While the efforts to address voter suppression by the platforms are a small step in the right direction, they are fall far short of fully addressing the issue. They do not, for example, address more insidious forms of voter suppression, including manipulative posts or ads by politicians containing lies and disinformation. Civil rights groups have called on Facebook to restore fact checking and labeling for paid and organic posts by politicians. Platforms’ efforts also do not address the pervasive problem they have with fake accounts. Truly combatting this problem requires regulation.
A central issue that needs to be tackled is that of microtargeting. Digital voter suppression efforts are only possible because posts can be targeted to specific communities, making such posts harder to find, regulate, and counter. When communications are only visible to the sender and recipient, it prevents accountability. In order to address the issue, individuals targeted by political communications need to be able to see exactly who is targeting them and what targeting criteria is being used. Regulations ensuring this transparency — including disclosures on political communications, a comprehensive database of political communications that includes microtargeting criteria, and reporting requirements equal to those that exist for traditional media — are desperately needed.

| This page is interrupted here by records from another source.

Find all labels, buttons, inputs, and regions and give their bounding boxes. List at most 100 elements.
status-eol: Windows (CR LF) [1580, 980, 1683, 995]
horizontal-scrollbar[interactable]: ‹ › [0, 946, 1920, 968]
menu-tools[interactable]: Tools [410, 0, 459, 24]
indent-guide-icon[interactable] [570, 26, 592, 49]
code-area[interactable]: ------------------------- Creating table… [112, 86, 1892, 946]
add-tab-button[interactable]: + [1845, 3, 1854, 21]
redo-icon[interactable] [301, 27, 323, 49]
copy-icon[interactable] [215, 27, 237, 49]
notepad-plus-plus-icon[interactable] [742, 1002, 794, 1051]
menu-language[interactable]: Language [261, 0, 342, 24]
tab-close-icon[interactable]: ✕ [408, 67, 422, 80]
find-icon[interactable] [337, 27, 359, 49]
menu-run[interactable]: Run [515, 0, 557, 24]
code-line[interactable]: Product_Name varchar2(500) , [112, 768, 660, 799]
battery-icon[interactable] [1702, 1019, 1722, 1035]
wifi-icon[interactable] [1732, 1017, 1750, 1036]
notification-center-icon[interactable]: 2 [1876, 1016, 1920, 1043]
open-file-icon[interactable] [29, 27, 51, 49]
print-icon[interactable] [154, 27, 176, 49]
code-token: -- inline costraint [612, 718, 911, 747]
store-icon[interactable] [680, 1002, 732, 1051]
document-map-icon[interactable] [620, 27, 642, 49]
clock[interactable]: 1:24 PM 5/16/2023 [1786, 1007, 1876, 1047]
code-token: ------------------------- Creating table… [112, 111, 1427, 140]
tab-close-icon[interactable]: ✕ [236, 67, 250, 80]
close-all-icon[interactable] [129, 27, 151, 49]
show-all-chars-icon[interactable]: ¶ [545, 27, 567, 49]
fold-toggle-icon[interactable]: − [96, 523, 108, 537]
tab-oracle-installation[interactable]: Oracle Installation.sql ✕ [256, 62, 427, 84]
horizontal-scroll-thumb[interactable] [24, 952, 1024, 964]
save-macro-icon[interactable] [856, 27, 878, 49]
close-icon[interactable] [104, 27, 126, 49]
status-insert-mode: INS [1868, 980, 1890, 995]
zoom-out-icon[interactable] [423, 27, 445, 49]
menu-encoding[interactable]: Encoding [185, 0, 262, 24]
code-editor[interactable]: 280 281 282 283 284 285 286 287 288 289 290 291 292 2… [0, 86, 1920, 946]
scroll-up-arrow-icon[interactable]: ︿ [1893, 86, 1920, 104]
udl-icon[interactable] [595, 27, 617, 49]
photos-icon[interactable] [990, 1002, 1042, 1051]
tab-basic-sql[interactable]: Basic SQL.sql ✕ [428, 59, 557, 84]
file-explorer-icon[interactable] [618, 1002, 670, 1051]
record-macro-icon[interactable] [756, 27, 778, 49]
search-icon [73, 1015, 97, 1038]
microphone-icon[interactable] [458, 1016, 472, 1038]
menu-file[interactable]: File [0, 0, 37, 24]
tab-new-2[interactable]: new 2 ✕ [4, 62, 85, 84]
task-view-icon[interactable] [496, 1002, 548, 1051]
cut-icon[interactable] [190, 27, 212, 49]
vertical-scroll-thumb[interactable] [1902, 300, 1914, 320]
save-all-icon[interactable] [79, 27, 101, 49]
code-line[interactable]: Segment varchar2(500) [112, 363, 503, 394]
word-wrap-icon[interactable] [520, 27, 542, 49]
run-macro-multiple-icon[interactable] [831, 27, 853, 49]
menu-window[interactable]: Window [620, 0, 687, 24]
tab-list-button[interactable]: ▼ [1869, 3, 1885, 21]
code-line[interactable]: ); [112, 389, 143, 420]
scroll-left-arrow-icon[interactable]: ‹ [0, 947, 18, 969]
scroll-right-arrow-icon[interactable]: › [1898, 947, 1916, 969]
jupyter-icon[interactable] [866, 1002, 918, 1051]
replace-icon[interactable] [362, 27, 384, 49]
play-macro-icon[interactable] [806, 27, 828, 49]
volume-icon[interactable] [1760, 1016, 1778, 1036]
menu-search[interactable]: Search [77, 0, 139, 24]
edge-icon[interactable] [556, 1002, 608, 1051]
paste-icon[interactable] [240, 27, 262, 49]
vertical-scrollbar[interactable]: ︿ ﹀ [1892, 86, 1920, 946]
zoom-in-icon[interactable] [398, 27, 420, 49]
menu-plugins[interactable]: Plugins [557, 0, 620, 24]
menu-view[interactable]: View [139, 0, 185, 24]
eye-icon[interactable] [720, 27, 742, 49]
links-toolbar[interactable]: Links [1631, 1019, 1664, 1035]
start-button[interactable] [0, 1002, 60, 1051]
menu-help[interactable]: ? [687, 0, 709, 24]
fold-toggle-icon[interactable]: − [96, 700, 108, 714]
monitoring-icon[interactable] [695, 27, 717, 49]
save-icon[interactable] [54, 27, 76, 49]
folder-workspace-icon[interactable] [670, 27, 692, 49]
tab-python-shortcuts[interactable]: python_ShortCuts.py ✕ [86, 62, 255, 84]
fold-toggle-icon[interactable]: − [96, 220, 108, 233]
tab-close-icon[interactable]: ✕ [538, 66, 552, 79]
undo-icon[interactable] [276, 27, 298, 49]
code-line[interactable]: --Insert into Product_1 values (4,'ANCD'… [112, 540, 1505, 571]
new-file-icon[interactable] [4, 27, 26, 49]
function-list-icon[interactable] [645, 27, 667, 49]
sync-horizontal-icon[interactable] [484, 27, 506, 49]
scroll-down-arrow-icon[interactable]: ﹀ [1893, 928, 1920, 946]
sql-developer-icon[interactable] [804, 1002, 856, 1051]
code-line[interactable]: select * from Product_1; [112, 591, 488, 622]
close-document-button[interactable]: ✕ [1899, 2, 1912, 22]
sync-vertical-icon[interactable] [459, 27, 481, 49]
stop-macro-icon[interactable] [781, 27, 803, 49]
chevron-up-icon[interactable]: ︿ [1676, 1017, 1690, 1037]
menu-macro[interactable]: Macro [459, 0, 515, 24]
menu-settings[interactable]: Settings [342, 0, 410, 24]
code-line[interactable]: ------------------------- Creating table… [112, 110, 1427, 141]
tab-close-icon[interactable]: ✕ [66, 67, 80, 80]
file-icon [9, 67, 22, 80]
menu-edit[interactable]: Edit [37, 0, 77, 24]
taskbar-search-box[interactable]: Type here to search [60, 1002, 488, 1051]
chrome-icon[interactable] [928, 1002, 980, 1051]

Additionally, more needs to be done to prevent fraudulent accounts from being created on social media platforms. Despite the fact that foreign actors are banned from participating in American campaigns, loopholes in campaign finance law — including a dearth of information on who is actually paying for political communications and insufficient identity verification policies — make monitoring and enforcing this policy extremely difficult. To correct these problems the loopholes need to be closed, automated accounts need to be identified as such, and all three platforms need to implement systems that will allow for better flagging of ‘inauthentic behavior’.
The bedrock of a representative democracy is participation. When individuals are prevented from voting — whether through increased physical barriers or through digital deception — that undermines our entire political system. It is our job, as a country, to ensure that voter suppression in any form is stamped out. Anything less contravenes the very ideals and values on which the entire country was founded.
Ann M. Ravel is the Digital Deception Project Director at MapLight and previously served as chair of the Federal Election Commission.